Cardiac-directed overexpression of wild-type alpha1B-adrenergic receptor induces dilated cardiomyopathy.

Using transgenesis as a paradigm, we show here that alpha1-adrenergic receptors (alpha1AR) play an important role in cardiac homeostasis. Cardiomyocyte-specific overexpression of the alpha(1B)AR subtype resulted in the development of dilated cardiomyopathy and death at ~9 mo of age with typical signs of heart failure. Histological analyses showed the enlargement of all four cardiac chambers and cardiomyocyte disarray in the failing hearts. Transgenic animals showed increased left ventricular areas, as assessed by echocardiography.

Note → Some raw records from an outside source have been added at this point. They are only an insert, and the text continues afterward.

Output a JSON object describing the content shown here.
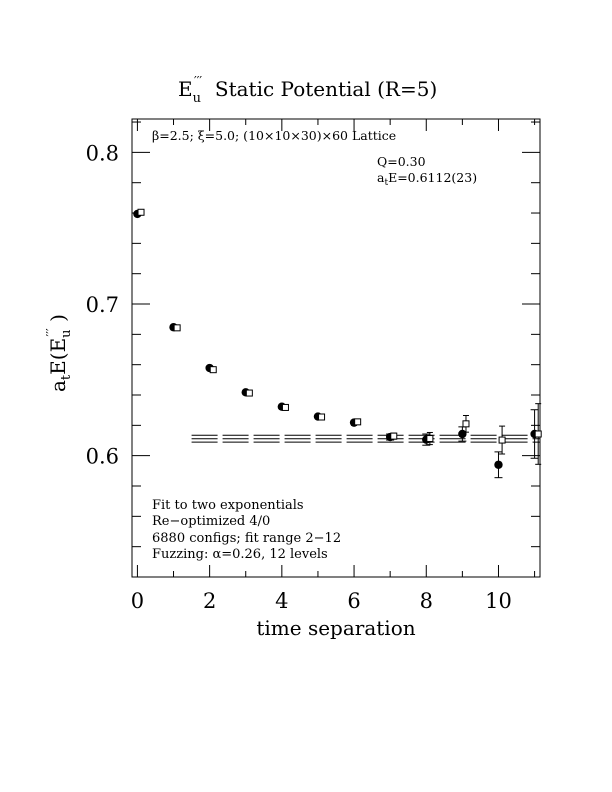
{
  "chart_data": {
    "type": "scatter",
    "title": {
      "main": "E",
      "sub": "u",
      "sup": "′′′",
      "rest": "  Static Potential (R=5)"
    },
    "xlabel": "time separation",
    "ylabel": {
      "prefix": "a",
      "prefix_sub": "t",
      "mid": "E(E",
      "sub": "u",
      "sup": "′′′",
      "suffix": " )"
    },
    "xlim": [
      -0.15,
      11.15
    ],
    "ylim": [
      0.52,
      0.822
    ],
    "x_ticks": [
      0,
      2,
      4,
      6,
      8,
      10
    ],
    "x_tick_labels": [
      "0",
      "2",
      "4",
      "6",
      "8",
      "10"
    ],
    "y_ticks": [
      0.6,
      0.7,
      0.8
    ],
    "y_tick_labels": [
      "0.6",
      "0.7",
      "0.8"
    ],
    "x_minor_step": 1,
    "y_minor_step": 0.02,
    "header_note": "β=2.5; ξ=5.0; (10×10×30)×60 Lattice",
    "fit_q": "Q=0.30",
    "fit_energy": {
      "prefix": "a",
      "sub": "t",
      "rest": "E=0.6112(23)"
    },
    "info_lines": [
      "Fit to two exponentials",
      "Re−optimized 4/0",
      "6880 configs; fit range 2−12",
      "Fuzzing: α=0.26, 12 levels"
    ],
    "series": [
      {
        "marker": "filled-circle",
        "x": [
          0,
          1,
          2,
          3,
          4,
          5,
          6,
          7,
          8,
          9,
          10,
          11
        ],
        "y": [
          0.7594,
          0.6847,
          0.6578,
          0.6418,
          0.6323,
          0.6258,
          0.6218,
          0.6123,
          0.6106,
          0.6143,
          0.594,
          0.6143
        ],
        "err": [
          0.0008,
          0.0008,
          0.0009,
          0.001,
          0.0012,
          0.0013,
          0.0015,
          0.002,
          0.0037,
          0.0047,
          0.0085,
          0.016
        ]
      },
      {
        "marker": "open-square",
        "x": [
          0.1,
          1.1,
          2.1,
          3.1,
          4.1,
          5.1,
          6.1,
          7.1,
          8.1,
          9.1,
          10.1,
          11.1
        ],
        "y": [
          0.7605,
          0.6843,
          0.6567,
          0.6413,
          0.6318,
          0.6255,
          0.6223,
          0.6129,
          0.6113,
          0.621,
          0.6103,
          0.6143
        ],
        "err": [
          0.0008,
          0.0008,
          0.0009,
          0.001,
          0.0012,
          0.0013,
          0.0015,
          0.002,
          0.004,
          0.0055,
          0.0092,
          0.02
        ]
      }
    ],
    "fit": {
      "x_start": 1.5,
      "x_end": 11.15,
      "value": 0.6112,
      "error": 0.0023
    }
  }
}
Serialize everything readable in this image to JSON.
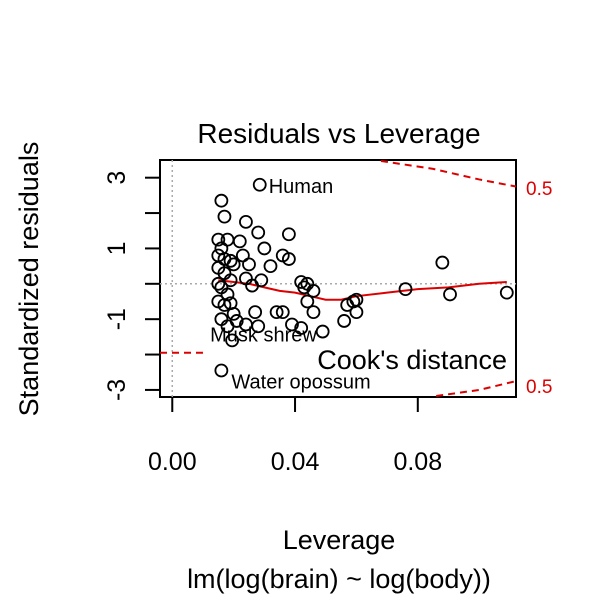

In addition, a progressive decrease in left ventricular systolic function was revealed. The abundance and activity of sarco(endo)plasmic reticulum Ca2+-ATPase (SERCA2) were reduced, and the ratio of phospholamban to SERCA2 was increased. alpha-Myosin heavy chain (MHC) mRNA was less abundant in older transgenic ventricles, whereas beta-MHC was induced in the failing hearts. Titin mRNA abundance was decreased at 9 mo, whereas atrial natriuretic factor mRNA was elevated at all times. This model mimics structural and functional features of idiopathic dilated cardiomyopathy. The results of this study suggest that chronic alpha1AR activity is deleterious for cardiac function.